When public servants face questions in dealing with FOI requests, they are inclined to answer in ways that suit their own and their ministers' convenience.
Even so, the OAIC has still been hamstrung by lack of resources. In spite of undoubted efficiency gains, the backlog of incomplete FOI reviews continues to increase. For instance the number of matters outstanding for more than two years has more than doubled since 2019, from 117 to 254. At a recent Senate estimates meeting, Ms Falk welcomed the extra funds for four positions (including the FOI Commissioner) to help deal with FOI matters. While filling the long-vacant position of FOI Commissioner was a bonus, the main benefit would come from having at least one, and preferably, two additional senior colleagues to help carry the load, especially with resolving complicated reviews. A new commissioner would no doubt be expected to take on some of the wider FOI functions currently exercised by the Information Commissioner, which will require some adjustment of duties between the two commissioners. But Ms Falk was clear that prompt handling of all reviews was the top priority and, even with the new posts, would be difficult to achieve.
A speedy review process is vital to the effective operation of the FOI legislation. Many FOI decisions require the application of complex and contestable concepts, particularly in connection with non-personal matters of government policy. For example, what counts as a cabinet document or a trade secret? Where should the balance be struck between the public interest and the need for privacy or for confidentiality in government's deliberative processes? When public servants face these questions in dealing with FOI requests, they are naturally inclined to answer in ways that suit their own and their ministers' convenience rather than the intent of the legislation. For this reason, regular, independent review by the Information Commissioner, monitored by further appeal to the Administrative Appeals Tribunal, is essential for maintaining the integrity of the FOI regime.

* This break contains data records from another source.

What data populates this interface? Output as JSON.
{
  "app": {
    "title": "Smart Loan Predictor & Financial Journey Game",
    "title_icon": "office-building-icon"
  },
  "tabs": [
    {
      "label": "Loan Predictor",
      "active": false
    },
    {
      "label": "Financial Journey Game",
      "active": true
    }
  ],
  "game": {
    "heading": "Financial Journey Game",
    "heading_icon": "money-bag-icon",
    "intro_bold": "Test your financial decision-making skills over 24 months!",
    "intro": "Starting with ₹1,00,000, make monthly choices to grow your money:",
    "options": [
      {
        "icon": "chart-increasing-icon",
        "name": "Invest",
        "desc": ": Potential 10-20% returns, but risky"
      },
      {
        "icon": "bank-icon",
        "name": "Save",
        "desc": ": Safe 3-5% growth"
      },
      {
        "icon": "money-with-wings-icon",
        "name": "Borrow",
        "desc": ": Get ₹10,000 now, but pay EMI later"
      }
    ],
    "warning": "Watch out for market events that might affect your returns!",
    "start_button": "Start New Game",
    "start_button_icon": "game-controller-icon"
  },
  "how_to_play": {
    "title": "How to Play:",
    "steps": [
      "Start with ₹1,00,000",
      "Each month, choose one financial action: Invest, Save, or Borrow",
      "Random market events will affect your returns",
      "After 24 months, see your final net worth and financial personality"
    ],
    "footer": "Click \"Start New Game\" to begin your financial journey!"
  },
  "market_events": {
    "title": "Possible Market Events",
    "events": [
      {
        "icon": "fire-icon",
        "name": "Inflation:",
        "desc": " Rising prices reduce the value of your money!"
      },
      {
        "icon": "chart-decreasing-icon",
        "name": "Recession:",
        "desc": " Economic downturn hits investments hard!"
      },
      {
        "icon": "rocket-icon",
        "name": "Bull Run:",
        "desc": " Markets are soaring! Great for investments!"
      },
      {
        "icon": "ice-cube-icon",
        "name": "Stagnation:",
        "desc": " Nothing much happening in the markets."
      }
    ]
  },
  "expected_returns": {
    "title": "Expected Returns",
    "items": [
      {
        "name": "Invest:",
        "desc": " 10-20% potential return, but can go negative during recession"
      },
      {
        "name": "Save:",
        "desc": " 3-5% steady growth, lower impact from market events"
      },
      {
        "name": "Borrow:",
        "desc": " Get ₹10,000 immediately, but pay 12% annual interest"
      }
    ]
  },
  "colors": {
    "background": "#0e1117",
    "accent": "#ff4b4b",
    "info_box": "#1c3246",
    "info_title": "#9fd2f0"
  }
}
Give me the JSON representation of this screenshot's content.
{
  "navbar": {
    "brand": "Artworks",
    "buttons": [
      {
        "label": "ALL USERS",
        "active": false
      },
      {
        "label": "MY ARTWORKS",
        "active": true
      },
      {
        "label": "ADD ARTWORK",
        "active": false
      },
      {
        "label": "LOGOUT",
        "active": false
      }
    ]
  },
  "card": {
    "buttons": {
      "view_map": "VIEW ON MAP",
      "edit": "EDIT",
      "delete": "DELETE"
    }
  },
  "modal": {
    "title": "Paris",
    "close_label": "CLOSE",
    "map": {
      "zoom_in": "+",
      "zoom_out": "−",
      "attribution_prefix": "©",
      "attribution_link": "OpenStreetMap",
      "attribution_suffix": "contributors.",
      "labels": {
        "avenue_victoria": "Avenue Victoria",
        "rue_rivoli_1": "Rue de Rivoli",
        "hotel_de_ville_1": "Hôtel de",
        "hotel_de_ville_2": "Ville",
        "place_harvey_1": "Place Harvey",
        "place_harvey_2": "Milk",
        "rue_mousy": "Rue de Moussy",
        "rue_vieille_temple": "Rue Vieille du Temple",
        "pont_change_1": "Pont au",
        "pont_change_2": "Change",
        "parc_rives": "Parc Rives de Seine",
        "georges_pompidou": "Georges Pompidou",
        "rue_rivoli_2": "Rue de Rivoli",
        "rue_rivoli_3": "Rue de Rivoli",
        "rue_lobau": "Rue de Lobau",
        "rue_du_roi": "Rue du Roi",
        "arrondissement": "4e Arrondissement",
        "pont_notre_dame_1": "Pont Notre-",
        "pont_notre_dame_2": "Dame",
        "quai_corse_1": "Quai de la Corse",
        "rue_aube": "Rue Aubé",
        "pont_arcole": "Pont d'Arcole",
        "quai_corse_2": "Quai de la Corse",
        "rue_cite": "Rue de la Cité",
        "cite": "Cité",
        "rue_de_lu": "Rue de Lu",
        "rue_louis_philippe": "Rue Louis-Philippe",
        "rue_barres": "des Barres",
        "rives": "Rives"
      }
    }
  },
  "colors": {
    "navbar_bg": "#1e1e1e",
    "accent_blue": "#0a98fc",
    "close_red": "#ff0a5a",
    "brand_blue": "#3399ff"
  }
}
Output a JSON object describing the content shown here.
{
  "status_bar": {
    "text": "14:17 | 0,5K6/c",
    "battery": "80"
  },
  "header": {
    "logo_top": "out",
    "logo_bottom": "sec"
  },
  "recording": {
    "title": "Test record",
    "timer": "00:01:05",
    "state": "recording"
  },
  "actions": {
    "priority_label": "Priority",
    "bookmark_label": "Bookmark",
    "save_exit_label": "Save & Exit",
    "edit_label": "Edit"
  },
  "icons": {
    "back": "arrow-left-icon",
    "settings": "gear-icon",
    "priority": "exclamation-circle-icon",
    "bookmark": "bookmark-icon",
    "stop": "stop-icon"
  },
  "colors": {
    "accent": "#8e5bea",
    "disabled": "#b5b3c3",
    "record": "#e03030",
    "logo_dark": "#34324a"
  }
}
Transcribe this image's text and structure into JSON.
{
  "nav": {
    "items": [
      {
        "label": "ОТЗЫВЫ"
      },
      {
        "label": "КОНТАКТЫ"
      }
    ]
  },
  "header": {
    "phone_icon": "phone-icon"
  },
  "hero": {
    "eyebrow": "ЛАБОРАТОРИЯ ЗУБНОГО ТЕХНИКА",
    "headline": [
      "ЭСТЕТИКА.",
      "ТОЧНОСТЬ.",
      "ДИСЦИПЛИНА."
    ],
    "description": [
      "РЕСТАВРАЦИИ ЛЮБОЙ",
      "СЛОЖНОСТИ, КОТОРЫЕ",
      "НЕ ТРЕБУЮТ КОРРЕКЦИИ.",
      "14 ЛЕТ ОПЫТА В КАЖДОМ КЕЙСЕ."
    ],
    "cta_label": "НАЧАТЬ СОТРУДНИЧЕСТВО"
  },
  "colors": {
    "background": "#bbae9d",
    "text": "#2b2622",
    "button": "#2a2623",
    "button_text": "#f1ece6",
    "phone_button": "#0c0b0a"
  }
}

According to the OAIC's annual reports, Information Commissioner's reviews decide in favour of the complainant in around 50 per cent of cases, thus confirming the need for external correction. To underline the point, Senator Rex Patrick, a keen advocate of FOI, has successfully challenged adverse decisions from a range of agencies and ministers on a number of issues such as deliberative processes and unreasonable disclosure of personal information. His score to date: "Rex 10, government nil", as he told Senate estimates.
Delay in processing reviews unfairly tilts the FOI regime in the government's favour. The new FOI Commissioner's assistance with handling reviews and reducing the backlog will therefore be welcome. At the same time, the commissioner should also find time for public advocacy on general information policy and the benefits of open government. In recent years, particularly since the onset of the pandemic and the additional pressures on government, public servants appear to have become even more resistant to transparency. As a statutorily designated spokesperson for FOI, the commissioner should carve out a role as a vigorous defender of FOI's contribution to accountability and effective government.